Researches conducted by some Nigerian teaching hospitals have identified stroke and heart attack as the major causes of over 93.7 percent of the sudden and unexpected deaths (SUD) in the country.
The researchers also found that more males than females, at a ratio of 2:1, are affected, and the average age of the victims is “47.3 years. They blamed the rise in SUD on rural to urban migration, increased salt and fat intake from the consumption of processed foods, increased tobacco use and sedentary lifestyle.
The Lagos University Teaching Hospital (LUTH), Idi-Araba; Obafemi Awolowo University Teaching Hospital (OAUTH); University of Port Harcourt Teaching Hospital (UPTH); and the University of Maiduguri Teaching Hospital (UMTH), among others, conducted the studies.
To check the rising cases of sudden death, the medical experts called for urgent review and upgrading of critical care management facilities in the country as well as improvement upon the level of awareness, control and management of hypertension among the populace.
Cardiovascular disease/heart-related disease (CVD) is responsible for seven per cent; cancers three per cent; diabetes two per cent; chronic obstructive respiratory diseases one per cent; and others were responsible for 11 per cent.
Cardiologists at LUTH, led by Prof. Jane Ajuluchukwu and Prof. Amam Chinyere Mbakwem, found that the commonest causes of sudden death are stroke (52.8 per cent) and heart failure (40.9 per cent).
The study published in the Nigerian Journal of Clinical Practice and titled “Trends in acute emergency room hypertension related deaths: an autopsy” investigated hypertension-related acute deaths in patients admitted to the emergency room of LUTH.
Autopsy reports for bodies deposited from the medical emergency room (ER) were reviewed. Details of the time of admission, time of death and blood pressure status prior to the event were obtained. The result shows there was 297 hypertension-related deaths, but 252 were analyzed. There were 168 (66.7 per cent) males and 84 (33.3 per cent) females, and the mean age was 47.33±12.18 years (14 to 85 year). Two thirds of the subjects (65.5 per cent) were 50 years of age. The mean duration of admission was 5.88±6.41 hours. One third (35.3 per cent) died within an hour of admission.
The commonest causes of death were stroke 149 (52.8 per cent) and heart failure 103 (40.9 per cent). Intra-cerebral hemorrhage was the commonest type of stroke seen, 69 (52.3 per cent). Intracerebral hemorrhage (ICH) is a type of stroke caused by bleeding within the brain tissue itself – a life-threatening type of stroke. A stroke occurs when the brain is deprived of oxygen and blood supply. ICH is most commonly caused by hypertension or head trauma.

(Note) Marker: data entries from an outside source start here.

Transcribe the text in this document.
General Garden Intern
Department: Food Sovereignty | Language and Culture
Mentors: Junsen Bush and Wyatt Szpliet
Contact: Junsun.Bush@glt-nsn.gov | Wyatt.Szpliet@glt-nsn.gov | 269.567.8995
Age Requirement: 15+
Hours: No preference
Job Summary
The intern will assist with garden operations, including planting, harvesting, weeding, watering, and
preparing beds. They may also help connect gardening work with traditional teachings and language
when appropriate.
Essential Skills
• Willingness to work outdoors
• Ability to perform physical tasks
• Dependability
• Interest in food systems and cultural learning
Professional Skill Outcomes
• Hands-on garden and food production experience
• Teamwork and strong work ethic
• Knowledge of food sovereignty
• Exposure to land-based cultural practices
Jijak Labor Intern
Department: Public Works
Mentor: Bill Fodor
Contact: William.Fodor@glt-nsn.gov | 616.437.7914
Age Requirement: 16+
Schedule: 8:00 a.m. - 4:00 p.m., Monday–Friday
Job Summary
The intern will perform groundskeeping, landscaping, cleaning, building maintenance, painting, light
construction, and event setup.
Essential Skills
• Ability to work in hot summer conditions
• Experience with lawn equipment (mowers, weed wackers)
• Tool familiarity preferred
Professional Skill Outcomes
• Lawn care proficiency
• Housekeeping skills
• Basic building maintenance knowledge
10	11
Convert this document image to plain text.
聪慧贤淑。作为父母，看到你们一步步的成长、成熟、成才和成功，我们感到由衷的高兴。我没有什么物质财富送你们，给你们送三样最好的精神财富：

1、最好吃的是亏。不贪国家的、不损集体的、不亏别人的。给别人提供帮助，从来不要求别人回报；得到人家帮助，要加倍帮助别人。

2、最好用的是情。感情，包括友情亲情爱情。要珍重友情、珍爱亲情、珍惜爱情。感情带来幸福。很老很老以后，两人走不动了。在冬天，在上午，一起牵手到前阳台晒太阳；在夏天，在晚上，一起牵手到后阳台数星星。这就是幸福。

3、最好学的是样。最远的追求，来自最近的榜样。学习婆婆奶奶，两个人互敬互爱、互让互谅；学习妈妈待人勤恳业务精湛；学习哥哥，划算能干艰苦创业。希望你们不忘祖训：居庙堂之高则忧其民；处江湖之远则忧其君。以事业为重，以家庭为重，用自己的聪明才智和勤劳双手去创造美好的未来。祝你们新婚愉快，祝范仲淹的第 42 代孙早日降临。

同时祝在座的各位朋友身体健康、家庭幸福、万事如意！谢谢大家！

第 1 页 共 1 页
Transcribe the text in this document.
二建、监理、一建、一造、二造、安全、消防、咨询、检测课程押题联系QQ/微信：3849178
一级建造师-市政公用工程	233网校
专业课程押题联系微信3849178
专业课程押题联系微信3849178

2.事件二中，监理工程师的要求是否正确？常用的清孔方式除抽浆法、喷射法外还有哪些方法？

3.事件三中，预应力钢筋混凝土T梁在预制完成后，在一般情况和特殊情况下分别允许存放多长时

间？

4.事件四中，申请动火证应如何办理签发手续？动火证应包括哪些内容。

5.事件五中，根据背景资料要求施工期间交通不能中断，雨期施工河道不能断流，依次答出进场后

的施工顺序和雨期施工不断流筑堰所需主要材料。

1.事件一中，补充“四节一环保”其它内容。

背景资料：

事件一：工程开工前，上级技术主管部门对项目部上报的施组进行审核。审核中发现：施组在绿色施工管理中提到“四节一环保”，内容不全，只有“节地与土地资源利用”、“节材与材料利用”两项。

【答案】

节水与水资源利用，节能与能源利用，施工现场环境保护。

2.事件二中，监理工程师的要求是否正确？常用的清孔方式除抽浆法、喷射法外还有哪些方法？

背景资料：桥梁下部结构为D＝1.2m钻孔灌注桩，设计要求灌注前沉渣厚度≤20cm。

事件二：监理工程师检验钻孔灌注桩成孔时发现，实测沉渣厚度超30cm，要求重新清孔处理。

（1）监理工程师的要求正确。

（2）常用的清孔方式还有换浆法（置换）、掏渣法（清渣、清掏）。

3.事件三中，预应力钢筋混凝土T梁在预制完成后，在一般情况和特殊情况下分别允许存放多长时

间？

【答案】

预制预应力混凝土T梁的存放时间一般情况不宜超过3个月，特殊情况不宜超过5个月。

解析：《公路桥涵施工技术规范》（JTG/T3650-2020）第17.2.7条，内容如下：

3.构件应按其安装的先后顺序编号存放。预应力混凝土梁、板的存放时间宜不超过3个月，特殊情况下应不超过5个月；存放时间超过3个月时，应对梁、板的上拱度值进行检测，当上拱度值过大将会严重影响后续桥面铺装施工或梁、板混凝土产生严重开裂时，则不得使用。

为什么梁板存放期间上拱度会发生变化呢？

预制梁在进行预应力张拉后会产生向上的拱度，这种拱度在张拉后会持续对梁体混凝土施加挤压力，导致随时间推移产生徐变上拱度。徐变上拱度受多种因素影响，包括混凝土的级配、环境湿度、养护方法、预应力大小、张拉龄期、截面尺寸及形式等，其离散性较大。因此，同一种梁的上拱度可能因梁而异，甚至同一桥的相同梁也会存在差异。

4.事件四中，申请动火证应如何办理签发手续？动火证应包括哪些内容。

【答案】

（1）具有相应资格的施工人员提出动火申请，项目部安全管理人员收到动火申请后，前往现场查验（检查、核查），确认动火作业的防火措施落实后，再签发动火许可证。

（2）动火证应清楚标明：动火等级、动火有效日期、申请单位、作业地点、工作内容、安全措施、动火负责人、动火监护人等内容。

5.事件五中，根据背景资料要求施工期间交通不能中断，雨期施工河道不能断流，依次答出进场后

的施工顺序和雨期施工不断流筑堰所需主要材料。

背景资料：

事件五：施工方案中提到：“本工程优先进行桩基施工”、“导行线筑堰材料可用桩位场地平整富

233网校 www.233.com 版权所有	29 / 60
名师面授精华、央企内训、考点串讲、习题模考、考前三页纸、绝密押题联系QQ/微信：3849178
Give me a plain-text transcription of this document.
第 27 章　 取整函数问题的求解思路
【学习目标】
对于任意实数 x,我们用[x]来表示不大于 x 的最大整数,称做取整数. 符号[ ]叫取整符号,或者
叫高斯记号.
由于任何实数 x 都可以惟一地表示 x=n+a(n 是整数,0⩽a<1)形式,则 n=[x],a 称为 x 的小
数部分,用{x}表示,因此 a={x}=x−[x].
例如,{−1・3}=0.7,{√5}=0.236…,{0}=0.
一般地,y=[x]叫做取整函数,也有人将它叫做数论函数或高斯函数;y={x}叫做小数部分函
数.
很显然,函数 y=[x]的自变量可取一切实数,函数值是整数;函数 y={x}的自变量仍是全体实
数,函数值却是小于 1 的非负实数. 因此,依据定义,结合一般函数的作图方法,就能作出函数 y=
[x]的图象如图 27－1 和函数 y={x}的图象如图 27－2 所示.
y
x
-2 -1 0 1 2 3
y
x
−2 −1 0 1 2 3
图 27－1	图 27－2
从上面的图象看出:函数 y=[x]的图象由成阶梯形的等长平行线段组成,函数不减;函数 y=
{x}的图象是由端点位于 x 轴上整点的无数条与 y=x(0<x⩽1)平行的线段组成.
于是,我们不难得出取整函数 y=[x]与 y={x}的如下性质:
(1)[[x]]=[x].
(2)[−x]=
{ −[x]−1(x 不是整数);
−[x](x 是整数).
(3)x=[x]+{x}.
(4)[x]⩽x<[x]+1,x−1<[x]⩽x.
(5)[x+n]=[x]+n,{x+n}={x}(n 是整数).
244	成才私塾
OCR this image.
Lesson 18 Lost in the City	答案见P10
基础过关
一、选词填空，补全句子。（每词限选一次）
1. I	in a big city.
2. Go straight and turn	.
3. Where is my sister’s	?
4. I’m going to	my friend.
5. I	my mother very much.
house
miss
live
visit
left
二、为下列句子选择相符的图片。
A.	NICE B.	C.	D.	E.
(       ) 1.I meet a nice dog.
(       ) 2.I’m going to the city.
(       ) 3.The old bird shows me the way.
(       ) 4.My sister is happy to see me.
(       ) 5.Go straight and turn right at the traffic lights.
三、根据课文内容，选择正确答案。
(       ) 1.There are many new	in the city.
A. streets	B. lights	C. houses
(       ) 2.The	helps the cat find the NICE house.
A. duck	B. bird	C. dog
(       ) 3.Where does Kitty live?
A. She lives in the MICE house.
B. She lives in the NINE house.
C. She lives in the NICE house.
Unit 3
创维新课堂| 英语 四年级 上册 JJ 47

A systemic analysis of sudden natural deaths at Braithwaite Memorial Specialist Hospital, Port Harcourt, Rivers State, published in The Nigerian Health Journal concluded: “Cardiovascular system pathologies, especially hypertensive heart disease, remain the leading cause of sudden natural deaths in this study.”
The result of the study showed that of the 9,164 bodies received, 2,415 (26.4 per cent) were autopsied for varied reasons, out of which 249 (2.7 per cent) were sudden natural deaths in persons without known significant medical history. The Male: Female Ratio (MFR) was 2.2:1. The mean age was 39.7 years with a range of three weeks to 97 years. Peak age group was 30 to 39 years with 27.7 per cent.
The commonest causes of these deaths were cardiovascular system related, with 218 cases (87.5 per cent). It included hypertensive heart disease, myocardial infarction, stroke, cardiac rupture, and coronary atherosclerosis with thrombosis.